Inside the majority club
What the leaders actually deploy
Tech & Comms
76 agent deployments · 40% multi-agent
- AI platform9
- Customer service automation7
- Automotive operations automation7
Professional Services
41 agent deployments · 44% multi-agent
- Workflow automation4
- Legal workflow automation3
- Contact center modernization3
Manufacturing
38 agent deployments · 42% multi-agent
- Workflow automation8
- AI platform4
- Energy operations automation2
Logistics
18 agent deployments · 50% multi-agent
- Workflow automation3
- Automotive operations automation2
- Customer service automation2
Conclusion and outlook
The next divide will be inside companies
The market will soon care less about which industry crossed 50% first and more about which operating teams can govern agents at scale. Watch the subsegments: once the low-agent parts of a sector begin to rise, agentic systems have moved beyond isolated workflow wins and into the operating model.
Method
Controls and limits
Windows are built from each case's original publication date: the trailing 12 months versus 2023 up to the start of that window. An industry is compared only with at least 30 published cases in both windows — Education (24 recent), Pharma (24 recent), Agriculture (18 recent), Real Estate (15 recent), Legal (9 recent) fall below the bar and are excluded. Shift markers use a two-proportion z-test at 95% confidence.

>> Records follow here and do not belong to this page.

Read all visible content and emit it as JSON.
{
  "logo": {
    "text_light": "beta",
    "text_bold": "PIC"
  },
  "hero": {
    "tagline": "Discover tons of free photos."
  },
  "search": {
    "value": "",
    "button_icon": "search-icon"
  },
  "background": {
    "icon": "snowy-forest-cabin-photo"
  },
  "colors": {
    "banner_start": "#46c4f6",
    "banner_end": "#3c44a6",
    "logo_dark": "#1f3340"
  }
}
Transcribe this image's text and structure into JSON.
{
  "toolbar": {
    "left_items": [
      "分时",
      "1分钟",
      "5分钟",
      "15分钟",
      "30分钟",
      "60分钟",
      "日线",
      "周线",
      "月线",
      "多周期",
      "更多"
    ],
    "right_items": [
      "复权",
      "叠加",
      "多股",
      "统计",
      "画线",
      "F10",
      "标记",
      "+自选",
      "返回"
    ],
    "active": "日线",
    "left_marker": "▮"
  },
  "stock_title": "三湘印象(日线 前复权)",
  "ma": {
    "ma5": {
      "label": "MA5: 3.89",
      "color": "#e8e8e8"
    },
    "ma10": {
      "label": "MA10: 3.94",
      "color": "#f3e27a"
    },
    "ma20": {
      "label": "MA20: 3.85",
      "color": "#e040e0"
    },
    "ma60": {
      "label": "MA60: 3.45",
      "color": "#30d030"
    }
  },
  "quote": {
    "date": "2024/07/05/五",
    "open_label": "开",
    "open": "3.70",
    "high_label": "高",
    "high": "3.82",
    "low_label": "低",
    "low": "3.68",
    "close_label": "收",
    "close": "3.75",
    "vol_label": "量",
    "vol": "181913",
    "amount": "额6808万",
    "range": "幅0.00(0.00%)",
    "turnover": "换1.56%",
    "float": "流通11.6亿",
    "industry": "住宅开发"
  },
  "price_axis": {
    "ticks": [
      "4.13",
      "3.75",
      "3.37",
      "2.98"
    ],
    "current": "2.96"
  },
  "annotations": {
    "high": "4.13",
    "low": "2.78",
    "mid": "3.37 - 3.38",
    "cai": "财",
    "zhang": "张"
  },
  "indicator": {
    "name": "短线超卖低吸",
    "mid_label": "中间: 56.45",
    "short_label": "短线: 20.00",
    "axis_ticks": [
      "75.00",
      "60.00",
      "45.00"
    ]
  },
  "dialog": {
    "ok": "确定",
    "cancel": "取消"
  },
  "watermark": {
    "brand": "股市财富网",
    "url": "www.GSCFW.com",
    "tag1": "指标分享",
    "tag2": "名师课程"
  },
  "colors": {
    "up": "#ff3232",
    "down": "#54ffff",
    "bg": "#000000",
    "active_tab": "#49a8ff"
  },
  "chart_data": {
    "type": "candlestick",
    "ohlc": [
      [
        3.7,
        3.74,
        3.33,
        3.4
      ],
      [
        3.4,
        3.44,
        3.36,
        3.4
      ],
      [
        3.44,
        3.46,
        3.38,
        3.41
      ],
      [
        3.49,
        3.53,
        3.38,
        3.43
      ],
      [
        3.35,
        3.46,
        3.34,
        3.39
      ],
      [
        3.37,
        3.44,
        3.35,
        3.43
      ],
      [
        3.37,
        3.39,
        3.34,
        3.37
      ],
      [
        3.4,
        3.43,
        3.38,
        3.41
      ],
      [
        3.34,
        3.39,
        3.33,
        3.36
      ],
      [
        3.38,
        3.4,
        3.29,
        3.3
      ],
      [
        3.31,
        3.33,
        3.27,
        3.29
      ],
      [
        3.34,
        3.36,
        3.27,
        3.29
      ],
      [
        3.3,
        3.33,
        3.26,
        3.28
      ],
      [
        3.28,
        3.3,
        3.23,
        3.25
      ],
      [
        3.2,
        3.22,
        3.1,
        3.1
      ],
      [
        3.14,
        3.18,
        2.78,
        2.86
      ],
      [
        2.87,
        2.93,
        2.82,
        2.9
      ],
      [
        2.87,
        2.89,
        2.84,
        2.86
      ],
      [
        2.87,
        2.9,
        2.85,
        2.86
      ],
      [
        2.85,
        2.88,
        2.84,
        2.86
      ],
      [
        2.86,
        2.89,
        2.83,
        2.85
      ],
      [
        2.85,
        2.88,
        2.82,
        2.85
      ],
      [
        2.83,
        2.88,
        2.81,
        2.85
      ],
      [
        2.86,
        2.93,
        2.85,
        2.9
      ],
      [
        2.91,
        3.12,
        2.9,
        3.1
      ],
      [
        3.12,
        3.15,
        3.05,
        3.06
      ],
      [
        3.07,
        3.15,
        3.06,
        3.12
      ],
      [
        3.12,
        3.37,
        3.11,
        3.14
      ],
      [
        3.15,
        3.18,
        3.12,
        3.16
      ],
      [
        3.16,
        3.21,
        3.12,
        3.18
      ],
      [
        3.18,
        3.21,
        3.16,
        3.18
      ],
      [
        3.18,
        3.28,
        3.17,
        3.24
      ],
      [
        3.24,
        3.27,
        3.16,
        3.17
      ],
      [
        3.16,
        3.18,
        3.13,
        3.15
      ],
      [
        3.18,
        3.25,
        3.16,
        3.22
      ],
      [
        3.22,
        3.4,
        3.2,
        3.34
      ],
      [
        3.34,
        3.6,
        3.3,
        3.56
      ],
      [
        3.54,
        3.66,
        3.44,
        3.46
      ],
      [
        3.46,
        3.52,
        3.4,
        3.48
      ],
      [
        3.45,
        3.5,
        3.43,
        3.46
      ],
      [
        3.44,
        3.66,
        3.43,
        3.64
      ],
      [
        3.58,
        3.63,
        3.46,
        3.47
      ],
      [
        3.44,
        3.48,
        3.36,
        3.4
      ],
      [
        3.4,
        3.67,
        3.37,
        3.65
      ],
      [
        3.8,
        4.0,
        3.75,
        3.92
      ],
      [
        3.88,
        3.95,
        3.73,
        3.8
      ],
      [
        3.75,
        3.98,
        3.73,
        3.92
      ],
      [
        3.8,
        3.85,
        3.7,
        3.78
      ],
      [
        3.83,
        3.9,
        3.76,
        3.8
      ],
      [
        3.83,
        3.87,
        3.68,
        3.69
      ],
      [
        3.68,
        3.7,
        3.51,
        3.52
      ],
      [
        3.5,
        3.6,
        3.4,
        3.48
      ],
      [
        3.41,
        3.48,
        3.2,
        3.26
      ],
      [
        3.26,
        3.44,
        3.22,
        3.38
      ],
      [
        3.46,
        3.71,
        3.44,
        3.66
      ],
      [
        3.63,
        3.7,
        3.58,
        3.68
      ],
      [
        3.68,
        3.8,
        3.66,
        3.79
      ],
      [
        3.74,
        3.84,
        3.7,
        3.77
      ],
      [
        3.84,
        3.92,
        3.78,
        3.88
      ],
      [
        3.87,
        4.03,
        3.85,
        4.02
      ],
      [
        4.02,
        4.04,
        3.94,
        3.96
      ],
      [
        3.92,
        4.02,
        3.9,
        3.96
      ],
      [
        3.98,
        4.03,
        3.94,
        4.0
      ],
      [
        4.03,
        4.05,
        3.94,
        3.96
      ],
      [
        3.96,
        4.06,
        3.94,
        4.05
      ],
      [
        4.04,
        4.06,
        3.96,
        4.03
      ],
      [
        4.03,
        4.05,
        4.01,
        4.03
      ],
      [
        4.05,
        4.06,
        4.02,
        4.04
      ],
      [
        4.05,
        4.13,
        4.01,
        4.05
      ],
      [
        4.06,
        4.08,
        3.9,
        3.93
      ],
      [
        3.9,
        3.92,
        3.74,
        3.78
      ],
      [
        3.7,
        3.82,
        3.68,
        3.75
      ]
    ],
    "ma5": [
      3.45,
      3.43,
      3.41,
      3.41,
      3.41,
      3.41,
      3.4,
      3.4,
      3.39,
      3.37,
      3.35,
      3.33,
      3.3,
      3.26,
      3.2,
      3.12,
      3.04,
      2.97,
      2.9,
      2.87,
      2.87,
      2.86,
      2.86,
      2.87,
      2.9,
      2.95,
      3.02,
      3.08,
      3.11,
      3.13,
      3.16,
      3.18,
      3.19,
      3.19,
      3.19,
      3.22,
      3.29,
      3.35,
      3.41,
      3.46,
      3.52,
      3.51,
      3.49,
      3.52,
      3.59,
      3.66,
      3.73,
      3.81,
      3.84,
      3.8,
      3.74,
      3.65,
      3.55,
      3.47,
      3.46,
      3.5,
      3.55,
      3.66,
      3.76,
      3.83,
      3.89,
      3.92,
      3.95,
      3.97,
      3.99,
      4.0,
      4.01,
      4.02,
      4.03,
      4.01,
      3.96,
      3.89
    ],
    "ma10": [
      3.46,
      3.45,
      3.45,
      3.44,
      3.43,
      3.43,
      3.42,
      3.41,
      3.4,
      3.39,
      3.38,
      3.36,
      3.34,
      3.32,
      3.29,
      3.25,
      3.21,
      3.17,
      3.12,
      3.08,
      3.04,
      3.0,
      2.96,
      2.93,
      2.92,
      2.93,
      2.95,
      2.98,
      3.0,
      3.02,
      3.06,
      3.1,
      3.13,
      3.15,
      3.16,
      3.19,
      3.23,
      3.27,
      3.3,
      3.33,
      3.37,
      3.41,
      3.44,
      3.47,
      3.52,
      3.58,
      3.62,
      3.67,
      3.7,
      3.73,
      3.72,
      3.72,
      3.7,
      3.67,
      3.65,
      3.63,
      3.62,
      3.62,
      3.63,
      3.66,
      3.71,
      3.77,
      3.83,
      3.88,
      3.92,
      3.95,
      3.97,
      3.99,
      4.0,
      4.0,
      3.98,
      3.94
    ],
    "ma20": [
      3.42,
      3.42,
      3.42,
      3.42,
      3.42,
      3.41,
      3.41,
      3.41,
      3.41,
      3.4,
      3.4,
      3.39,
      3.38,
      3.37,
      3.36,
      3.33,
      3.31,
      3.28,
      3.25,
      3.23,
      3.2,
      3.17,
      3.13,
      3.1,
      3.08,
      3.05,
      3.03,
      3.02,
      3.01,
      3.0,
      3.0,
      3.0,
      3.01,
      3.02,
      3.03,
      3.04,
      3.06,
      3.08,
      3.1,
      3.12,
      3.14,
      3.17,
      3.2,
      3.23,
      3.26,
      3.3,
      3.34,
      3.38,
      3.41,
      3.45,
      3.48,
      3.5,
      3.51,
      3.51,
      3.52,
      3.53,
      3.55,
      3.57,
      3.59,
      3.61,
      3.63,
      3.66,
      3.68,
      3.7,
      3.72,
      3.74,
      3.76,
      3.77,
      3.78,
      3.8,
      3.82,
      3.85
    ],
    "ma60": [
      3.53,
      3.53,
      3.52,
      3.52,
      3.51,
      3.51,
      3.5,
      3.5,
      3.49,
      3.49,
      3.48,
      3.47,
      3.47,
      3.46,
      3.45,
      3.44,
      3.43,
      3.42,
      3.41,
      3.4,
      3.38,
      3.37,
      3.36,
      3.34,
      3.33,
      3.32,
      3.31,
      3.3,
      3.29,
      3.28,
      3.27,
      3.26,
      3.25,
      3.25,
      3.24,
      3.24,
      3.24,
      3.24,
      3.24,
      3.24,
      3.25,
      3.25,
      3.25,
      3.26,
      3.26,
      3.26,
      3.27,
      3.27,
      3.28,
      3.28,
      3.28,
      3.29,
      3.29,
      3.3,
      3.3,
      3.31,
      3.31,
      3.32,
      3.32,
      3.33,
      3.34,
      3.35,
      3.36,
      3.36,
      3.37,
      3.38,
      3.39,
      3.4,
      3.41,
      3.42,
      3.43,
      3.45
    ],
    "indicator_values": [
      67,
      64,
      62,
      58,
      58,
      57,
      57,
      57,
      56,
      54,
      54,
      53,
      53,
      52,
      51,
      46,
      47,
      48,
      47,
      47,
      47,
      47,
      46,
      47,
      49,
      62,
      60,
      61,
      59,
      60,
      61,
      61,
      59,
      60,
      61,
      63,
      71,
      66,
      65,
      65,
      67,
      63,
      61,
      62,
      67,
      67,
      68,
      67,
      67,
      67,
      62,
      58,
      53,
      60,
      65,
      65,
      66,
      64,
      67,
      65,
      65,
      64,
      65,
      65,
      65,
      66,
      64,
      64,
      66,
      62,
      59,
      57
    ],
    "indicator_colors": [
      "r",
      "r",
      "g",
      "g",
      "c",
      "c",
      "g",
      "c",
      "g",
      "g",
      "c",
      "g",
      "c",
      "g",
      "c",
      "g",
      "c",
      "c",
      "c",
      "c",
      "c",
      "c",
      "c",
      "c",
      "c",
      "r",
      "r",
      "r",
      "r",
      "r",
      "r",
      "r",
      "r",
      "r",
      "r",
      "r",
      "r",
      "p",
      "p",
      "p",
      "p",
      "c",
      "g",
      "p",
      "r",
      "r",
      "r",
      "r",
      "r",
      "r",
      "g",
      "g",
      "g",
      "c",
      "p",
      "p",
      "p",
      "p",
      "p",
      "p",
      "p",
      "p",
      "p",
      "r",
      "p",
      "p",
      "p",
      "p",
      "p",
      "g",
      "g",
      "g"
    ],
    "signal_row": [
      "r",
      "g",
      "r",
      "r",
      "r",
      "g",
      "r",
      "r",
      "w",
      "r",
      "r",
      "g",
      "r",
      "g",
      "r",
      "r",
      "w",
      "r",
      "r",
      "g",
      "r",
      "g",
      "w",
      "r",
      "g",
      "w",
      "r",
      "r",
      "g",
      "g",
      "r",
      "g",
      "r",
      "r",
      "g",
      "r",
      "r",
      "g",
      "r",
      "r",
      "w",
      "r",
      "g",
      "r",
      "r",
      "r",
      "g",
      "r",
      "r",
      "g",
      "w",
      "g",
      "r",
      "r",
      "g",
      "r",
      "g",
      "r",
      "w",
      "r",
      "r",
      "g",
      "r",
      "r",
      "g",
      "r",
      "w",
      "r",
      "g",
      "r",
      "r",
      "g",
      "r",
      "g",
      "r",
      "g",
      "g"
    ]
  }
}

Sub-industry shares pool all years and require 40 cases.
These figures measure the visibility of agents in published deployment evidence, not production adoption: vendors choose what to publish, and the mix of sources feeding the corpus shifts over time. Treat the cross-industry ordering and the significant shifts as the finding; single percentage points are noise.